After storing our bags at the hotel, we walked down Colonaden, through Gastav-Mahler-Platz, to Jungfernstieg. This is a large commercial area where you can find shops like Apple, Louis Vuitton, and Hermès. The Jungfernstieg borders the Binnenalster (Inner Alster), from where you can get hour-long cruises, but more on that later.

Miniatur Wunderland

One of the main reasons we stopped over in Hamburg for two days was to go to Miniatur Wunderland. This is the largest model train display in the world and one of the most successful permanent exhibitions in Germany. The attraction, housed in a former warehouse along the Elbe River within walking distance of the Baumwall U3 station, is open 365 days a year. It is so popular with tourists and locals alike that the attraction’s website actually offers visitors a wait time predictor based on the number of pre-purchased tickets on a given day. Wait times in the mornings can easily exceed 1.5 hours. We reserved a time late in the day—after 5 p.m.—and walked right in when we got there. I would not suggest visiting Miniatur Wunderland without a reservation, and if you can avoid morning hours, do so. If you go in summer, closing time is between 10 p.m. and midnight.

We spent about 2 hours exploring everything Miniatur Wunderland has to offer and actually debated about going back a second day. Even if you aren’t into model trains, the attention to minute detail in every area of the attraction is something to be appreciated. You can see the employees working on new sections and see the massive computer displays that control the multi-level attraction. There are seven sections: the cities of Harz and Knuffingen in Southern Germany, Austria/Alps, Hamburg, America, Scandinavia, Switzerland, and the Knuffingen Airport, which is the newest part to open in 2011. The construction teams are also working on opening two new sections: Italy and France. But there is no opening date for either section.

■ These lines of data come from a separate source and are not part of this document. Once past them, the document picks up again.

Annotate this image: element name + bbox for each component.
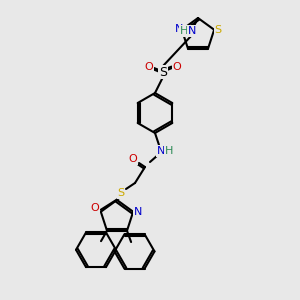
Text: S: S <box>214 25 222 35</box>
Text: O: O <box>145 62 153 72</box>
Text: N: N <box>134 207 142 217</box>
Text: S: S <box>159 65 167 79</box>
Text: O: O <box>172 62 182 72</box>
Text: O: O <box>91 203 99 213</box>
Text: N: N <box>188 26 196 36</box>
Text: H: H <box>180 26 188 36</box>
Text: S: S <box>117 188 124 198</box>
Text: H: H <box>165 146 173 156</box>
Text: N: N <box>175 24 183 34</box>
Text: N: N <box>157 146 165 156</box>
Text: O: O <box>129 154 137 164</box>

The most fascinating part was the airport. After over 6 years of constructing every piece on site, the airport showcases 40 different aircraft, including a Cessna and an A380, taxiing independently from the airport to the runway, taking off, and landing. Each plane is equipped with lights and realistic turbine sounds for take-off and landing. Also of note is the Switzerland section, which is spread out over two stories and 2,691 sq ft. The Matterhorn model is almost 20 feet tall, through which visitors can pass to see the display from above.

Planten un Blomen

In central Hamburg, just south of the Dammtor train station, is a botanical garden whose name translates to “Plants and Flowers”. Originally designed as a zoological garden, the area was converted into a recreational area in the 1930s. The garden contains a tropical greenhouse, a rose garden, a tea pavilion, and the largest Japanese garden in Europe.

Alster Lake Cruise

As we have done in most of the cities we’ve visited, we took a cruise. In Hamburg, these are not river cruises, but cruises of the Alster Lake. This is a great way to spend an hour seeing the mansions that dot the lake. While there are more options in the summer season, winter cruises can also be taken on enclosed boats. These leave from the Jungfernstieg Pier.

Musical Theatre/Opera House

If you enjoy musicals or classical music, Hamburg is the place to be in Germany. Hamburg plays host to both permanent musicals and limited-run productions, and most of the city’s theatres are in the city’s harbor district, which lines the Elbe River. For fans of classical music, Hamburg is currently constructing a new performance arts theatre called the Elbephilharmonie, located right on the Elbe River. After several delays, the new building, which will also house the Westin Hamburg, should be open by January 2017.